Auréoles sous les bras sur vos chemises : cette erreur de lavage les fixe, ce produit du placard les efface
© Reworld Media
Pendant des années, des auréoles jaunes grignotaient mes chemises blanches malgré des cycles à 60 °C. Le jour où j’ai gratté une tache sèche sous l’aisselle, j’ai compris que le problème venait d’ailleurs.
Chemises impeccables au col mais tachées sous les bras : une scène familière. Face à ces auréoles jaunes qui s’installent, le réflexe est souvent le même : lancer la machine à 60 °C, voire plus, en pensant que plus l’eau est chaude, plus le linge sera net. Lessive renforcée, programme intensif, parfois même un tour de sèche-linge pour « finir le travail ». Pourtant, lavage après lavage, la zone des aisselles durcit, jaunit et se marque un peu plus.

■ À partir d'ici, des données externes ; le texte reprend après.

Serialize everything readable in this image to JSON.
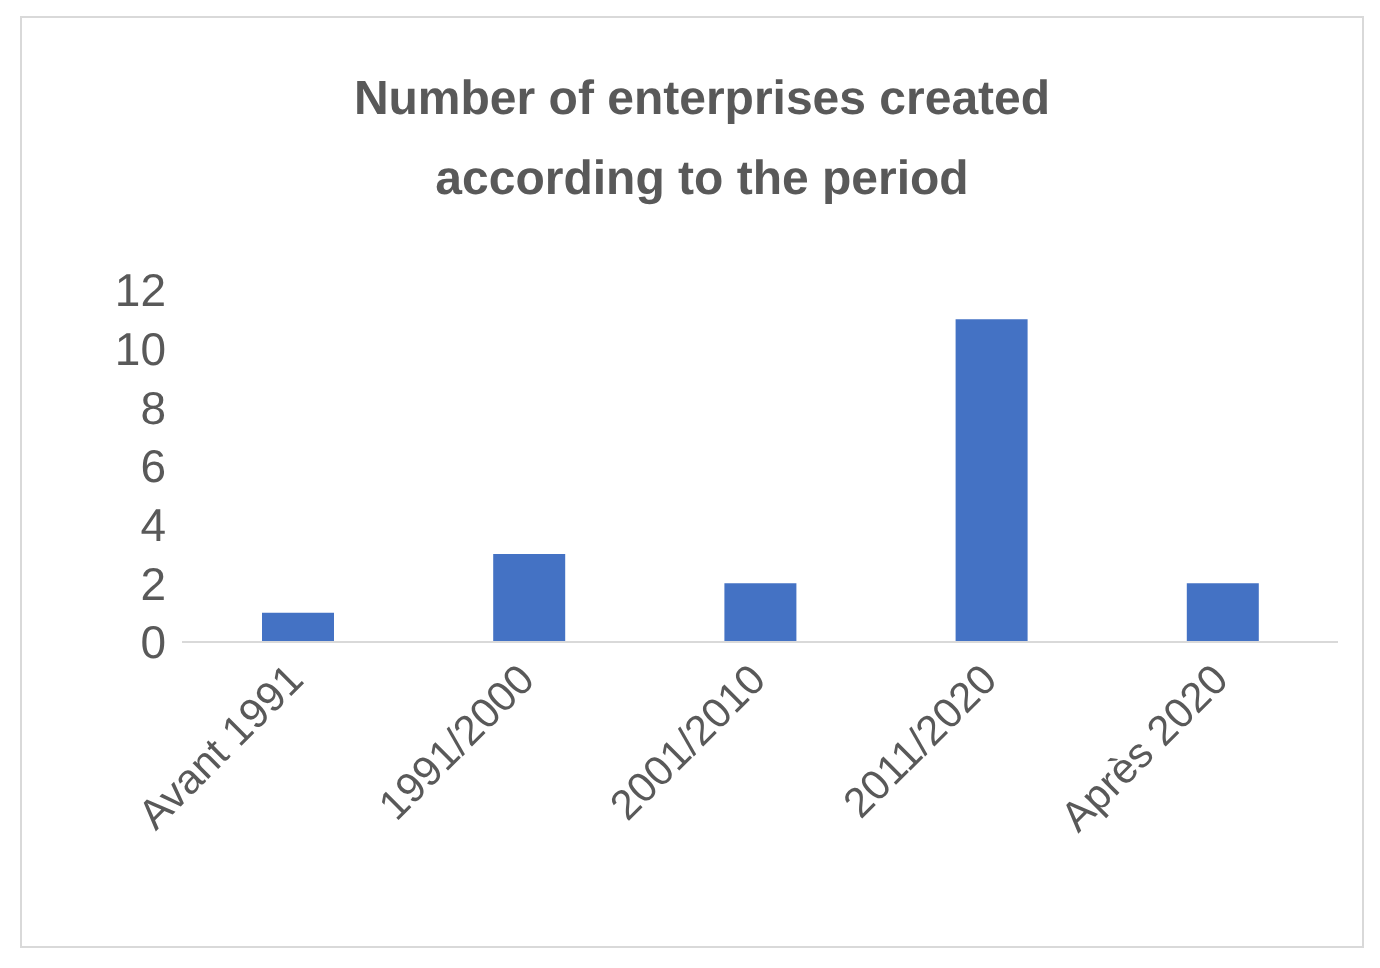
{
  "chart_data": {
    "type": "bar",
    "title": "Number of enterprises created according to the period",
    "categories": [
      "Avant 1991",
      "1991/2000",
      "2001/2010",
      "2011/2020",
      "Après 2020"
    ],
    "values": [
      1,
      3,
      2,
      11,
      2
    ],
    "color": "#4472c4",
    "ylim": [
      0,
      12
    ],
    "yticks": [
      0,
      2,
      4,
      6,
      8,
      10,
      12
    ],
    "grid": false,
    "legend": false
  }
}
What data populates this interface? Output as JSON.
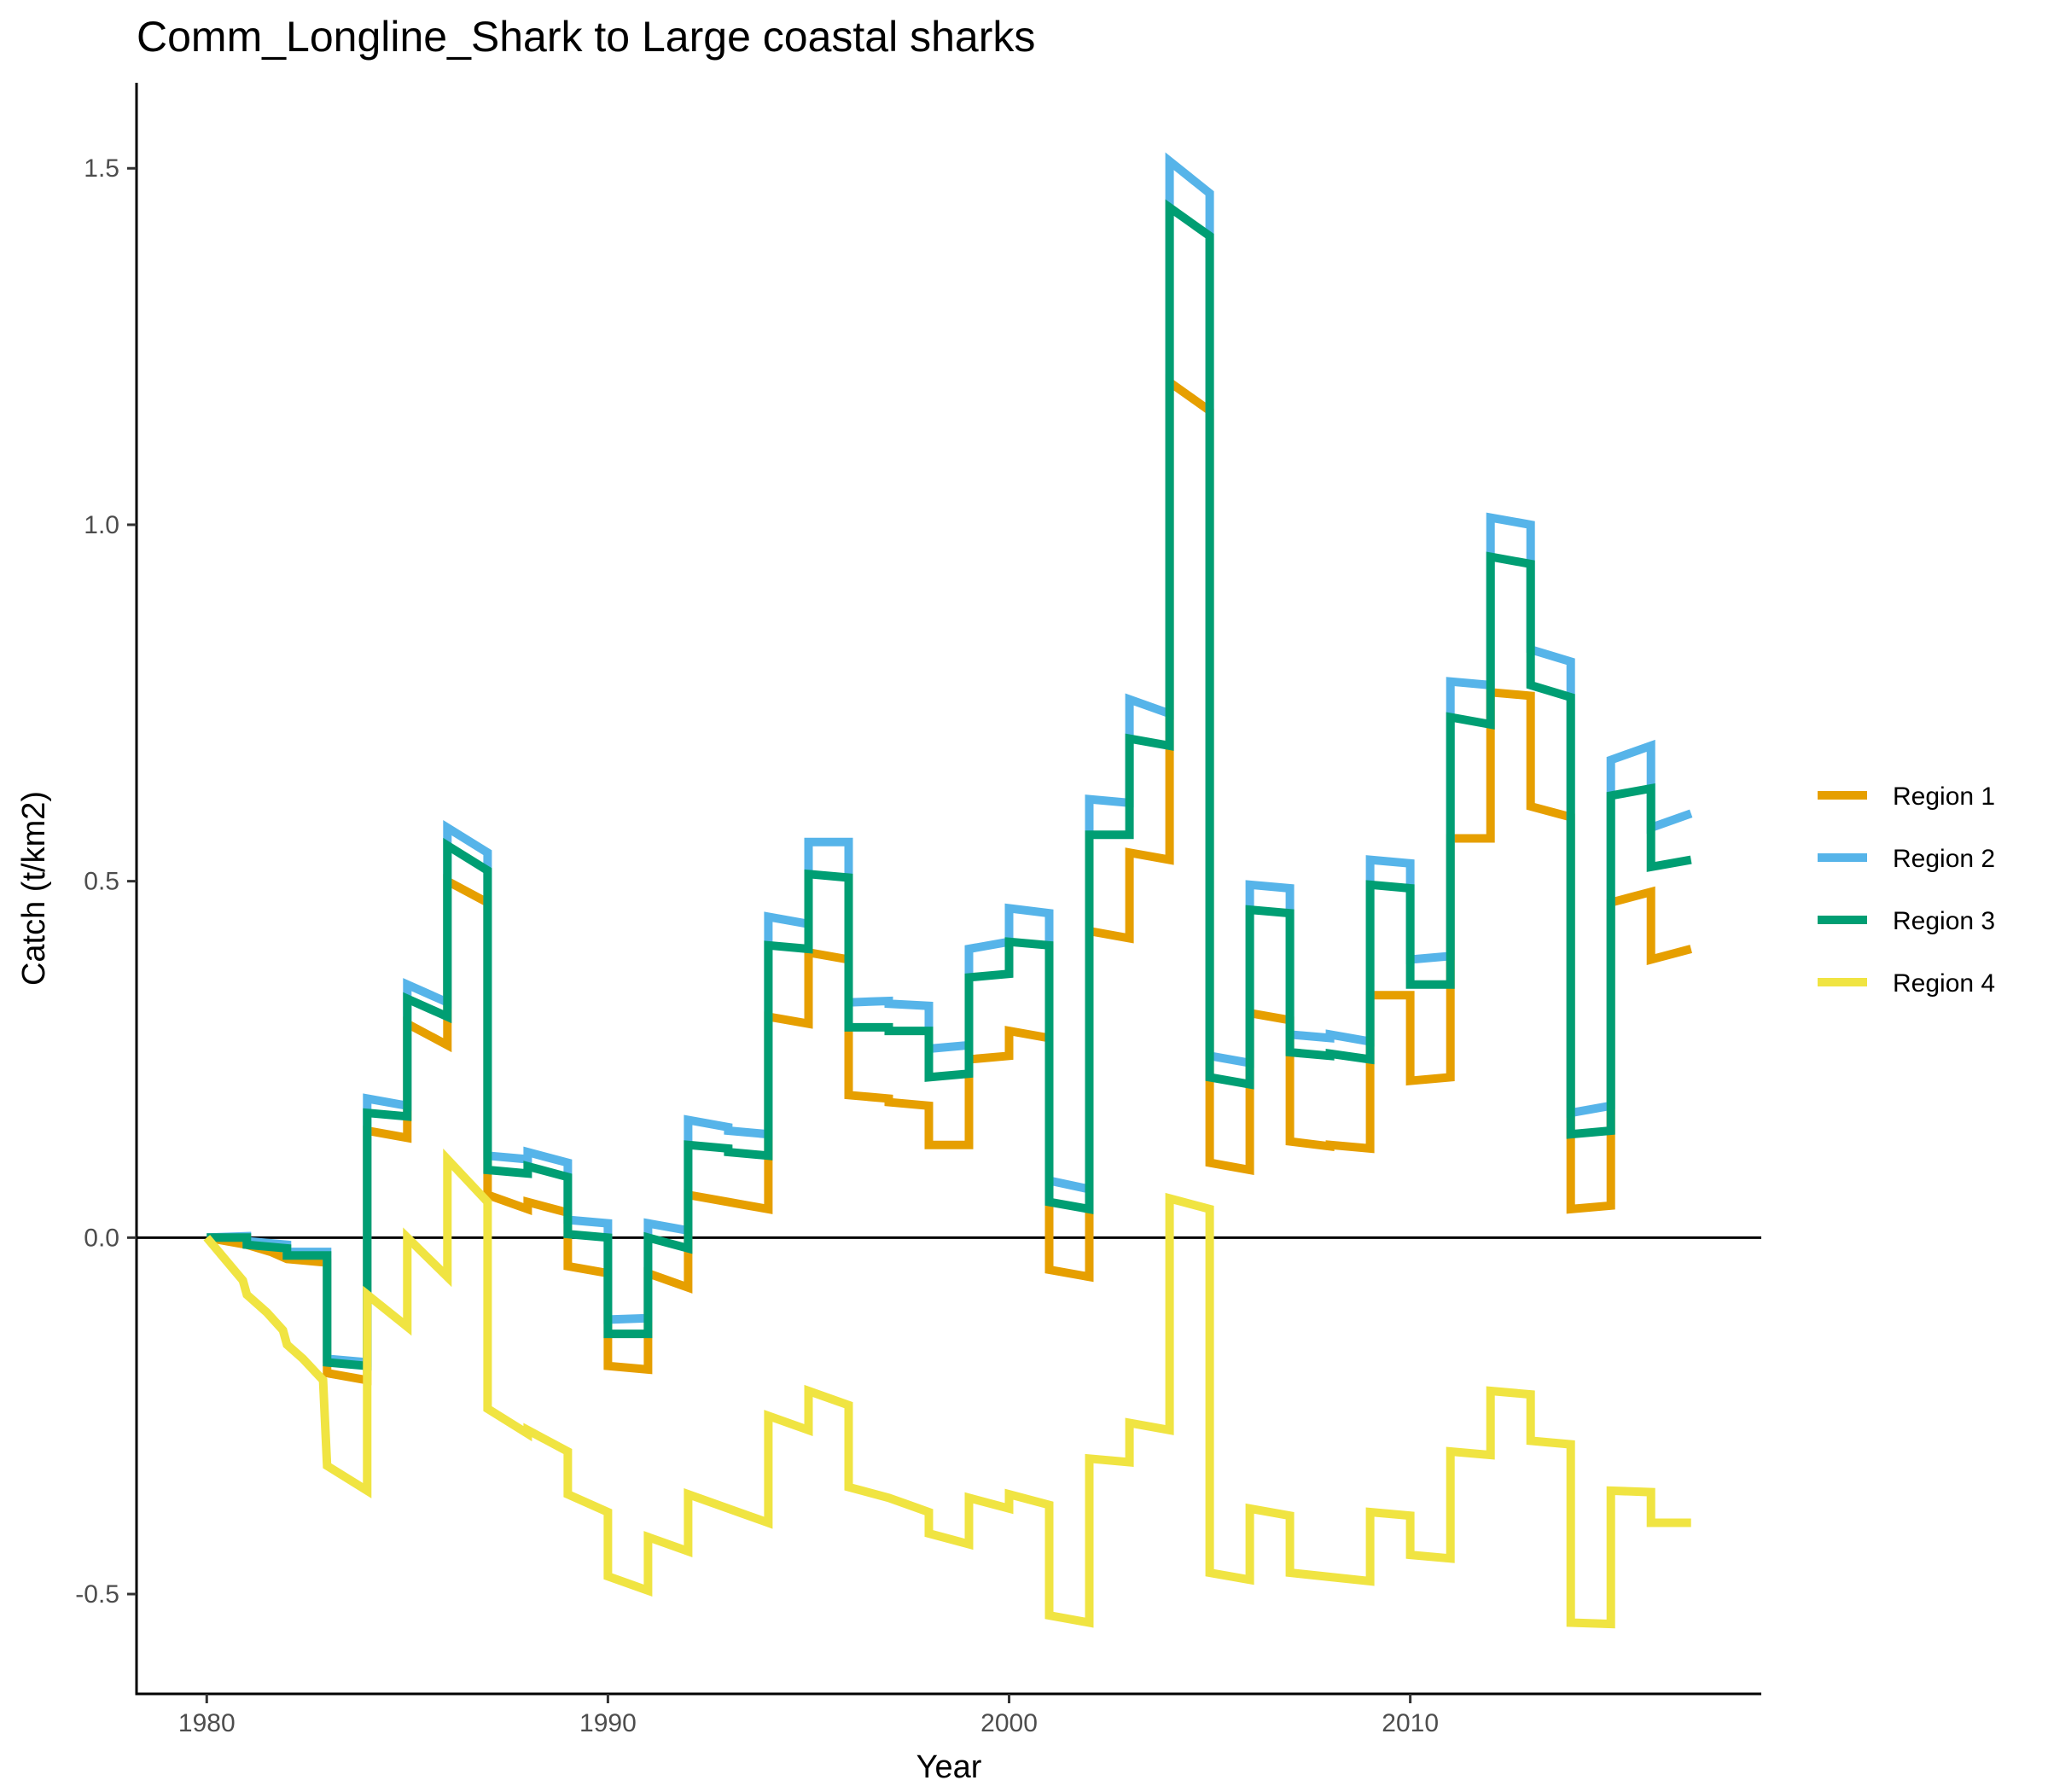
{
  "chart_data": {
    "type": "line",
    "title": "Comm_Longline_Shark to Large coastal sharks",
    "xlabel": "Year",
    "ylabel": "Catch (t/km2)",
    "xlim": [
      1978.25,
      2018.75
    ],
    "ylim": [
      -0.64,
      1.62
    ],
    "x_ticks": [
      1980,
      1990,
      2000,
      2010
    ],
    "y_ticks": [
      -0.5,
      0.0,
      0.5,
      1.0,
      1.5
    ],
    "x_tick_labels": [
      "1980",
      "1990",
      "2000",
      "2010"
    ],
    "y_tick_labels": [
      "-0.5",
      "0.0",
      "0.5",
      "1.0",
      "1.5"
    ],
    "reference_line_y": 0,
    "grid": false,
    "legend_position": "right",
    "series": [
      {
        "name": "Region 1",
        "color": "#E69F00",
        "points": [
          [
            1980,
            0
          ],
          [
            1981,
            -0.01
          ],
          [
            1981.6,
            -0.02
          ],
          [
            1982,
            -0.03
          ],
          [
            1983,
            -0.035
          ],
          [
            1983,
            -0.19
          ],
          [
            1984,
            -0.2
          ],
          [
            1984,
            0.15
          ],
          [
            1985,
            0.14
          ],
          [
            1985,
            0.3
          ],
          [
            1986,
            0.27
          ],
          [
            1986,
            0.5
          ],
          [
            1987,
            0.47
          ],
          [
            1987,
            0.06
          ],
          [
            1988,
            0.04
          ],
          [
            1988,
            0.05
          ],
          [
            1989,
            0.035
          ],
          [
            1989,
            -0.04
          ],
          [
            1990,
            -0.05
          ],
          [
            1990,
            -0.18
          ],
          [
            1991,
            -0.185
          ],
          [
            1991,
            -0.05
          ],
          [
            1992,
            -0.07
          ],
          [
            1992,
            0.06
          ],
          [
            1993,
            0.05
          ],
          [
            1993.5,
            0.045
          ],
          [
            1994,
            0.04
          ],
          [
            1994,
            0.31
          ],
          [
            1995,
            0.3
          ],
          [
            1995,
            0.4
          ],
          [
            1996,
            0.39
          ],
          [
            1996,
            0.2
          ],
          [
            1997,
            0.195
          ],
          [
            1997,
            0.19
          ],
          [
            1998,
            0.185
          ],
          [
            1998,
            0.13
          ],
          [
            1999,
            0.13
          ],
          [
            1999,
            0.25
          ],
          [
            2000,
            0.255
          ],
          [
            2000,
            0.29
          ],
          [
            2001,
            0.28
          ],
          [
            2001,
            -0.045
          ],
          [
            2002,
            -0.055
          ],
          [
            2002,
            0.43
          ],
          [
            2003,
            0.42
          ],
          [
            2003,
            0.54
          ],
          [
            2004,
            0.53
          ],
          [
            2004,
            1.2
          ],
          [
            2005,
            1.16
          ],
          [
            2005,
            0.105
          ],
          [
            2006,
            0.095
          ],
          [
            2006,
            0.315
          ],
          [
            2007,
            0.305
          ],
          [
            2007,
            0.135
          ],
          [
            2008,
            0.128
          ],
          [
            2008,
            0.13
          ],
          [
            2009,
            0.125
          ],
          [
            2009,
            0.34
          ],
          [
            2010,
            0.34
          ],
          [
            2010,
            0.22
          ],
          [
            2011,
            0.225
          ],
          [
            2011,
            0.56
          ],
          [
            2012,
            0.56
          ],
          [
            2012,
            0.765
          ],
          [
            2013,
            0.76
          ],
          [
            2013,
            0.605
          ],
          [
            2014,
            0.59
          ],
          [
            2014,
            0.04
          ],
          [
            2015,
            0.045
          ],
          [
            2015,
            0.47
          ],
          [
            2016,
            0.485
          ],
          [
            2016,
            0.39
          ],
          [
            2017,
            0.405
          ]
        ]
      },
      {
        "name": "Region 2",
        "color": "#56B4E9",
        "points": [
          [
            1980,
            0
          ],
          [
            1981,
            0.002
          ],
          [
            1981,
            -0.005
          ],
          [
            1982,
            -0.01
          ],
          [
            1982,
            -0.02
          ],
          [
            1983,
            -0.02
          ],
          [
            1983,
            -0.17
          ],
          [
            1984,
            -0.175
          ],
          [
            1984,
            0.195
          ],
          [
            1985,
            0.185
          ],
          [
            1985,
            0.355
          ],
          [
            1986,
            0.33
          ],
          [
            1986,
            0.575
          ],
          [
            1987,
            0.54
          ],
          [
            1987,
            0.115
          ],
          [
            1988,
            0.11
          ],
          [
            1988,
            0.12
          ],
          [
            1989,
            0.105
          ],
          [
            1989,
            0.025
          ],
          [
            1990,
            0.02
          ],
          [
            1990,
            -0.115
          ],
          [
            1991,
            -0.113
          ],
          [
            1991,
            0.02
          ],
          [
            1992,
            0.01
          ],
          [
            1992,
            0.165
          ],
          [
            1993,
            0.155
          ],
          [
            1993,
            0.15
          ],
          [
            1994,
            0.145
          ],
          [
            1994,
            0.45
          ],
          [
            1995,
            0.44
          ],
          [
            1995,
            0.555
          ],
          [
            1996,
            0.555
          ],
          [
            1996,
            0.33
          ],
          [
            1997,
            0.332
          ],
          [
            1997,
            0.328
          ],
          [
            1998,
            0.325
          ],
          [
            1998,
            0.265
          ],
          [
            1999,
            0.27
          ],
          [
            1999,
            0.405
          ],
          [
            2000,
            0.415
          ],
          [
            2000,
            0.462
          ],
          [
            2001,
            0.455
          ],
          [
            2001,
            0.08
          ],
          [
            2002,
            0.068
          ],
          [
            2002,
            0.615
          ],
          [
            2003,
            0.61
          ],
          [
            2003,
            0.755
          ],
          [
            2004,
            0.735
          ],
          [
            2004,
            1.51
          ],
          [
            2005,
            1.465
          ],
          [
            2005,
            0.255
          ],
          [
            2006,
            0.245
          ],
          [
            2006,
            0.495
          ],
          [
            2007,
            0.49
          ],
          [
            2007,
            0.285
          ],
          [
            2008,
            0.28
          ],
          [
            2008,
            0.285
          ],
          [
            2009,
            0.275
          ],
          [
            2009,
            0.53
          ],
          [
            2010,
            0.525
          ],
          [
            2010,
            0.39
          ],
          [
            2011,
            0.395
          ],
          [
            2011,
            0.78
          ],
          [
            2012,
            0.775
          ],
          [
            2012,
            1.01
          ],
          [
            2013,
            1.0
          ],
          [
            2013,
            0.825
          ],
          [
            2014,
            0.808
          ],
          [
            2014,
            0.175
          ],
          [
            2015,
            0.185
          ],
          [
            2015,
            0.67
          ],
          [
            2016,
            0.69
          ],
          [
            2016,
            0.575
          ],
          [
            2017,
            0.595
          ]
        ]
      },
      {
        "name": "Region 3",
        "color": "#009E73",
        "points": [
          [
            1980,
            0
          ],
          [
            1981,
            0
          ],
          [
            1981,
            -0.01
          ],
          [
            1982,
            -0.015
          ],
          [
            1982,
            -0.025
          ],
          [
            1983,
            -0.025
          ],
          [
            1983,
            -0.175
          ],
          [
            1984,
            -0.18
          ],
          [
            1984,
            0.175
          ],
          [
            1985,
            0.17
          ],
          [
            1985,
            0.335
          ],
          [
            1986,
            0.31
          ],
          [
            1986,
            0.55
          ],
          [
            1987,
            0.515
          ],
          [
            1987,
            0.095
          ],
          [
            1988,
            0.09
          ],
          [
            1988,
            0.1
          ],
          [
            1989,
            0.085
          ],
          [
            1989,
            0.005
          ],
          [
            1990,
            0
          ],
          [
            1990,
            -0.135
          ],
          [
            1991,
            -0.135
          ],
          [
            1991,
            0
          ],
          [
            1992,
            -0.015
          ],
          [
            1992,
            0.13
          ],
          [
            1993,
            0.125
          ],
          [
            1993,
            0.12
          ],
          [
            1994,
            0.115
          ],
          [
            1994,
            0.41
          ],
          [
            1995,
            0.405
          ],
          [
            1995,
            0.51
          ],
          [
            1996,
            0.505
          ],
          [
            1996,
            0.295
          ],
          [
            1997,
            0.295
          ],
          [
            1997,
            0.29
          ],
          [
            1998,
            0.29
          ],
          [
            1998,
            0.225
          ],
          [
            1999,
            0.23
          ],
          [
            1999,
            0.365
          ],
          [
            2000,
            0.37
          ],
          [
            2000,
            0.415
          ],
          [
            2001,
            0.41
          ],
          [
            2001,
            0.05
          ],
          [
            2002,
            0.04
          ],
          [
            2002,
            0.565
          ],
          [
            2003,
            0.565
          ],
          [
            2003,
            0.7
          ],
          [
            2004,
            0.69
          ],
          [
            2004,
            1.445
          ],
          [
            2005,
            1.405
          ],
          [
            2005,
            0.225
          ],
          [
            2006,
            0.215
          ],
          [
            2006,
            0.46
          ],
          [
            2007,
            0.455
          ],
          [
            2007,
            0.26
          ],
          [
            2008,
            0.255
          ],
          [
            2008,
            0.258
          ],
          [
            2009,
            0.25
          ],
          [
            2009,
            0.495
          ],
          [
            2010,
            0.49
          ],
          [
            2010,
            0.355
          ],
          [
            2011,
            0.355
          ],
          [
            2011,
            0.73
          ],
          [
            2012,
            0.72
          ],
          [
            2012,
            0.955
          ],
          [
            2013,
            0.945
          ],
          [
            2013,
            0.775
          ],
          [
            2014,
            0.758
          ],
          [
            2014,
            0.145
          ],
          [
            2015,
            0.15
          ],
          [
            2015,
            0.62
          ],
          [
            2016,
            0.63
          ],
          [
            2016,
            0.52
          ],
          [
            2017,
            0.53
          ]
        ]
      },
      {
        "name": "Region 4",
        "color": "#F0E442",
        "points": [
          [
            1980,
            0
          ],
          [
            1980.9,
            -0.06
          ],
          [
            1981,
            -0.08
          ],
          [
            1981.5,
            -0.105
          ],
          [
            1981.9,
            -0.13
          ],
          [
            1982,
            -0.15
          ],
          [
            1982.4,
            -0.17
          ],
          [
            1982.9,
            -0.2
          ],
          [
            1983,
            -0.32
          ],
          [
            1984,
            -0.355
          ],
          [
            1984,
            -0.08
          ],
          [
            1985,
            -0.125
          ],
          [
            1985,
            0
          ],
          [
            1986,
            -0.055
          ],
          [
            1986,
            0.11
          ],
          [
            1987,
            0.05
          ],
          [
            1987,
            -0.24
          ],
          [
            1988,
            -0.275
          ],
          [
            1988,
            -0.27
          ],
          [
            1989,
            -0.3
          ],
          [
            1989,
            -0.36
          ],
          [
            1990,
            -0.385
          ],
          [
            1990,
            -0.475
          ],
          [
            1991,
            -0.495
          ],
          [
            1991,
            -0.42
          ],
          [
            1992,
            -0.44
          ],
          [
            1992,
            -0.36
          ],
          [
            1993,
            -0.38
          ],
          [
            1993.5,
            -0.39
          ],
          [
            1994,
            -0.4
          ],
          [
            1994,
            -0.25
          ],
          [
            1995,
            -0.27
          ],
          [
            1995,
            -0.215
          ],
          [
            1996,
            -0.235
          ],
          [
            1996,
            -0.35
          ],
          [
            1997,
            -0.365
          ],
          [
            1997.5,
            -0.375
          ],
          [
            1998,
            -0.385
          ],
          [
            1998,
            -0.415
          ],
          [
            1999,
            -0.43
          ],
          [
            1999,
            -0.365
          ],
          [
            2000,
            -0.38
          ],
          [
            2000,
            -0.36
          ],
          [
            2001,
            -0.375
          ],
          [
            2001,
            -0.53
          ],
          [
            2002,
            -0.54
          ],
          [
            2002,
            -0.31
          ],
          [
            2003,
            -0.315
          ],
          [
            2003,
            -0.26
          ],
          [
            2004,
            -0.27
          ],
          [
            2004,
            0.055
          ],
          [
            2005,
            0.04
          ],
          [
            2005,
            -0.47
          ],
          [
            2006,
            -0.48
          ],
          [
            2006,
            -0.38
          ],
          [
            2007,
            -0.39
          ],
          [
            2007,
            -0.47
          ],
          [
            2008,
            -0.476
          ],
          [
            2009,
            -0.482
          ],
          [
            2009,
            -0.385
          ],
          [
            2010,
            -0.39
          ],
          [
            2010,
            -0.445
          ],
          [
            2011,
            -0.45
          ],
          [
            2011,
            -0.3
          ],
          [
            2012,
            -0.305
          ],
          [
            2012,
            -0.215
          ],
          [
            2013,
            -0.22
          ],
          [
            2013,
            -0.285
          ],
          [
            2014,
            -0.29
          ],
          [
            2014,
            -0.54
          ],
          [
            2015,
            -0.542
          ],
          [
            2015,
            -0.355
          ],
          [
            2016,
            -0.357
          ],
          [
            2016,
            -0.4
          ],
          [
            2017,
            -0.4
          ]
        ]
      }
    ]
  }
}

Un jour, en frottant une de ces traces sèches du bout de l’ongle, surprise : une poussière blanchâtre, presque crayeuse, s’est détachée du tissu. Rien à voir avec de la sueur séchée, qui est incolore et se rince assez facilement. Ce dépôt venait en réalité du déodorant, riche en sels d’aluminium, mélangé à la transpiration et au sébum puis « cuit » par la chaleur. Si les auréoles jaunes sous les bras d’une chemise blanche résistent à tout, comment les enlever sans condamner à chaque fois la pièce préférée du dressing ?
Pendant des années, je montais la température de la machine (et j’empirais le problème)
À chaque auréole repérée, le réflexe est souvent de monter la température. La tache semble liée à une « mauvaise hygiène » ou à une transpiration trop abondante, donc il faudrait « décrasser » fort. En réalité, la sueur pure est presque transparente et s’élimine à basse température. Ce qui jaunit, ce sont surtout les mélanges : sels d’aluminium des déodorants, sels minéraux de la sueur, sébum et parfois calcaire de l’eau. Sous l’effet de la chaleur, ces composants réagissent entre eux et avec les fibres. Lavages trop chauds, passages au sèche-linge ou repassage sur une zone déjà marquée finissent par « cuire » le dépôt, comme un œuf sur une poêle chaude, et les auréoles se fixent au cœur du tissu.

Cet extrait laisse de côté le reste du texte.